Re: New Duolingo course
Posted: Tue Apr 16, 2019 8:39 pm
Cèid Donn wrote:Even if she's not native, the idea that the audio for beginner's Irish has to be a fluent speaker is a bit much, in my opinion, and lends to very unhelpful gatekeeping attitudes about who gets to learn these languages. There are many highly qualified and capable people teaching Irish and Scottish Gaelic out there who are L2 speakers (the person who wrote THE book on Scottish Gaelic phonology, for example, is a L2 speaker from Germany), without whom these languages would be in a much more dire state than they are presently (and Scottish Gaelic in particular would not have been able to make the gains it has in the past 10 years). It's not the obligation of a dwindling native speaker population to step forward and give their time to help people outside their communities learn these languages. Native speakers didn't choose to be born into those communities and languages, they don't exist to be a "wellspring" for learners to learn the languages "authentically" (to take cue from the thoughts of one native Irish speaker), and there just isn't enough of them to met the demand of teaching and creating learning resources to help revive and preserve the languages, especially when the gig doesn't pay, like with Duolingo. This simply is the reality of endangered languages.
While I certainly agree with the second part (native speakers don't owe learners anything -- even if you feel your "heritage" was "stolen", it wasn't stolen by the people who still speak it!), the first is more problematic.
Why should showing deference to speakers from an unbroken line of intergenerational transmission ever be wrong? They are the ones with access to an accurate model of the language, after all, and that model is surely what all learners should aspire to, right...?
I've met far too many learners who are so invested in Gaelic being "their" language that they've closed themselves off to being wrong -- dismissing errors as "my dialect"... even in learning situations!

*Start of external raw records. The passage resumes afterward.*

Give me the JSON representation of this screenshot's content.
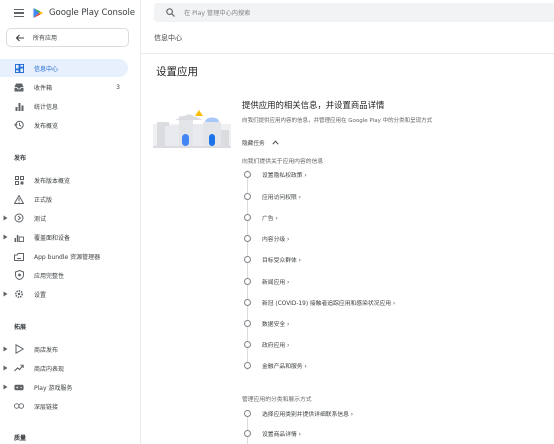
{
  "app": {
    "brand_prefix": "Google Play",
    "brand_suffix": "Console"
  },
  "sidebar": {
    "all_apps": "所有应用",
    "items_main": [
      {
        "label": "信息中心",
        "active": true,
        "icon": "dashboard-icon"
      },
      {
        "label": "收件箱",
        "count": "3",
        "icon": "inbox-icon"
      },
      {
        "label": "统计信息",
        "icon": "bar-chart-icon"
      },
      {
        "label": "发布概览",
        "icon": "history-icon"
      }
    ],
    "release_title": "发布",
    "items_release": [
      {
        "label": "发布版本概览",
        "icon": "grid-icon"
      },
      {
        "label": "正式版",
        "icon": "warning-icon"
      },
      {
        "label": "测试",
        "icon": "test-icon",
        "expandable": true
      },
      {
        "label": "覆盖面和设备",
        "icon": "reach-icon",
        "expandable": true
      },
      {
        "label": "App bundle 资源管理器",
        "icon": "bundle-icon"
      },
      {
        "label": "应用完整性",
        "icon": "shield-icon"
      },
      {
        "label": "设置",
        "icon": "gear-icon",
        "expandable": true
      }
    ],
    "grow_title": "拓展",
    "items_grow": [
      {
        "label": "商店发布",
        "icon": "play-outline-icon",
        "expandable": true
      },
      {
        "label": "商店内表现",
        "icon": "trend-icon",
        "expandable": true
      },
      {
        "label": "Play 游戏服务",
        "icon": "gamepad-icon",
        "expandable": true
      },
      {
        "label": "深层链接",
        "icon": "link-icon"
      }
    ],
    "quality_title": "质量"
  },
  "search": {
    "placeholder": "在 Play 管理中心内搜索"
  },
  "page": {
    "breadcrumb": "信息中心",
    "title": "设置应用"
  },
  "task": {
    "title": "提供应用的相关信息，并设置商品详情",
    "description": "向我们提供应用内容的信息，并管理应用在 Google Play 中的分类和呈现方式",
    "hide_label": "隐藏任务",
    "content_group": "向我们提供关于应用内容的信息",
    "content_steps": [
      "设置隐私权政策",
      "应用访问权限",
      "广告",
      "内容分级",
      "目标受众群体",
      "新闻应用",
      "新冠 (COVID-19) 接触者追踪应用和感染状况应用",
      "数据安全",
      "政府应用",
      "金融产品和服务"
    ],
    "listing_group": "管理应用的分类和展示方式",
    "listing_steps": [
      "选择应用类别并提供详细联系信息",
      "设置商品详情"
    ]
  },
  "colors": {
    "accent": "#1967d2",
    "active_bg": "#e8f0fe"
  }
}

When people talk about "language change" and "new dialects" in the context of learners (including, but not limited to, learners taught by learners) I say:
Fine. You're welcome to your own new language (let's call it "Gallick", because that's how its speakers pronounce it)... but you shouldn't be taking resources away from speakers of Gàidhlig. Rapid, sudden language change marginalises the speakers of unbroken-line Gaelic, and that's not on.